The title piece of this exhibition is the Shrikar Bhat Patola — of two large elephants in procession with a Jain monk. This piece was woven by a Salvi family in 2009. Brothers, Rohit and Rahul Salvi, will be present in Delhi. Another equally stunning piece is the Telia Rumal by Gajam Govardhan. It is amazing how so many beautiful motifs can be fitted into one piece. And then there are Jayadeva’s Gita Govind saris woven by the legendary Surendra Patra and Kalidas’s ‘Ritu Samhar’ by Pitabas Meher. Yes, the verses come alive in ikat on the weaves.

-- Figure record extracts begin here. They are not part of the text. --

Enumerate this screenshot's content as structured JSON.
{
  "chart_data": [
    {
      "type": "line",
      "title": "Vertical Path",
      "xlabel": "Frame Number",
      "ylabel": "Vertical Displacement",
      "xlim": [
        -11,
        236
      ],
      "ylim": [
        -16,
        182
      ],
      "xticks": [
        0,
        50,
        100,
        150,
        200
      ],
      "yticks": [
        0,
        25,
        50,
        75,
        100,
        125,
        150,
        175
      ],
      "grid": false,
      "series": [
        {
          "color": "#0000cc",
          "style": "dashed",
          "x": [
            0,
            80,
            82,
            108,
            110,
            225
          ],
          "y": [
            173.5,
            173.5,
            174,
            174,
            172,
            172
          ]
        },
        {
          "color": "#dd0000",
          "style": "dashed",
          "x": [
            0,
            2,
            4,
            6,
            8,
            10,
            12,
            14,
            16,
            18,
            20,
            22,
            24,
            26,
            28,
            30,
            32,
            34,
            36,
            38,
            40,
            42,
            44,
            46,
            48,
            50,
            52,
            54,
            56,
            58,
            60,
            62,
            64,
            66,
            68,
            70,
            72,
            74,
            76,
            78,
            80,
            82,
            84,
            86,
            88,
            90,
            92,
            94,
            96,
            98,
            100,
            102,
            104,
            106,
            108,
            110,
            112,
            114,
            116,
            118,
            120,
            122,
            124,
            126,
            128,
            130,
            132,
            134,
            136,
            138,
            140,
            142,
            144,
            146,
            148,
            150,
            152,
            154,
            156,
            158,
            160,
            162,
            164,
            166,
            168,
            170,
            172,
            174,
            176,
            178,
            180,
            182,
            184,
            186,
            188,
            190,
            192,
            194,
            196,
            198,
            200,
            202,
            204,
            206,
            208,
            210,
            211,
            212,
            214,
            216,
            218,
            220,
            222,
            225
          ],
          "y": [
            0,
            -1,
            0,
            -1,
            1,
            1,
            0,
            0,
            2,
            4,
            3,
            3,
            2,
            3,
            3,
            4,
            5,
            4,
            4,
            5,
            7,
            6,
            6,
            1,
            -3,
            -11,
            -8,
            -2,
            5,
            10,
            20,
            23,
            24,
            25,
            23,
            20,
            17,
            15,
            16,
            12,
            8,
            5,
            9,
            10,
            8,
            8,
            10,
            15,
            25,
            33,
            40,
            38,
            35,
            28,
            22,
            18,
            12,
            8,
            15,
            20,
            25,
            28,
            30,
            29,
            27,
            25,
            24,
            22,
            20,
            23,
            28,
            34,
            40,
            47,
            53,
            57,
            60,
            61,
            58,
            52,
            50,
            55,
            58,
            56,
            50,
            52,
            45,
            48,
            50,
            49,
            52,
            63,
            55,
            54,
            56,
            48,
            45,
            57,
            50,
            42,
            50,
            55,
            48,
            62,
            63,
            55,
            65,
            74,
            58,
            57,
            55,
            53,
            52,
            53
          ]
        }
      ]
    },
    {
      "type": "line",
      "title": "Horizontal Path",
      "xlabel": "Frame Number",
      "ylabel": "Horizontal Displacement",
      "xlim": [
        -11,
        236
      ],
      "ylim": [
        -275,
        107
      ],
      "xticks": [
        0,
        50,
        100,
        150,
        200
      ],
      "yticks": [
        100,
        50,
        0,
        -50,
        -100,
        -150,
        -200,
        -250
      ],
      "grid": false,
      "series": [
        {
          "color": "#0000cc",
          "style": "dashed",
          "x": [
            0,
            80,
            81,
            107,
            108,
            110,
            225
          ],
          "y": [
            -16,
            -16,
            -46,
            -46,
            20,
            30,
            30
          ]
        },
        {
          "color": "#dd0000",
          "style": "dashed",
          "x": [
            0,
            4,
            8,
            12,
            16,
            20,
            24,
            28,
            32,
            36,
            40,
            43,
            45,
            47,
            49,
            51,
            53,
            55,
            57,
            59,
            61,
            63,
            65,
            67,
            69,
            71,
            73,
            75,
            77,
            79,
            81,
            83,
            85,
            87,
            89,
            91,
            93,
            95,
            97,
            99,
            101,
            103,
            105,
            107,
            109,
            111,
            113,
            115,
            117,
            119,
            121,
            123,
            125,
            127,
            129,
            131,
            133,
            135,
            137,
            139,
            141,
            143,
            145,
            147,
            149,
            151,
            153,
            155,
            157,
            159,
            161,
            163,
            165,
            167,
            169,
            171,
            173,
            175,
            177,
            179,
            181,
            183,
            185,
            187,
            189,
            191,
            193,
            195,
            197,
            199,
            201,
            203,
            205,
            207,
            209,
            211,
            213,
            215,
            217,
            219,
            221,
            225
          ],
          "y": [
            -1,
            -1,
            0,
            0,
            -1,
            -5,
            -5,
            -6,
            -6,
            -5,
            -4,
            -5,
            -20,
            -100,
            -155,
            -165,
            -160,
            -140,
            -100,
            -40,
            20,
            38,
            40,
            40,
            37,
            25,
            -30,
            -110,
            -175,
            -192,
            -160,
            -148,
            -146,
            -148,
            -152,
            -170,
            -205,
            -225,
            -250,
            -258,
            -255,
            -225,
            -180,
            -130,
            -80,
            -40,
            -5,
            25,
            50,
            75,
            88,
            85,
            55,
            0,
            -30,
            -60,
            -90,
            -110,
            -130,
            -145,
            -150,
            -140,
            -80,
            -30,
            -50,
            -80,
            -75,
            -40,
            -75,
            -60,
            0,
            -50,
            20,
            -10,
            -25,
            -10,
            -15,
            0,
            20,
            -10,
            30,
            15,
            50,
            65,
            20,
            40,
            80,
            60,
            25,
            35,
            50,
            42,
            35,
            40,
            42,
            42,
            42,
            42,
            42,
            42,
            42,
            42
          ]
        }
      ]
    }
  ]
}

In the international section there are Victorian era ribbons. There is Miyako Kawahito, renowned designer and revivalist, from Japan. Miyako is known for indigo-dyed creations that are wearable art. In Japan, the technique of ikat is known as Kasuri and pursued in several regions. This includes both the single and double ikat. The Indonesian double and single ikat will be well-represented too.
In China, Li people of Hainan Island are experts in this technique, which is woven on back strap looms. Here again, indigo dyeing stands out. Alfonso Guinoo, the Czar of the Philippines fashion, has done remarkable work with the natural fibres of tribal groups. His creations seamlessly merge tradition with contemporary. This includes the famous tinalak weaving done using abaca fibres which are dyed with vegetable colours. This is a rare form of weaving practised in Southern Mindanao, Philippines.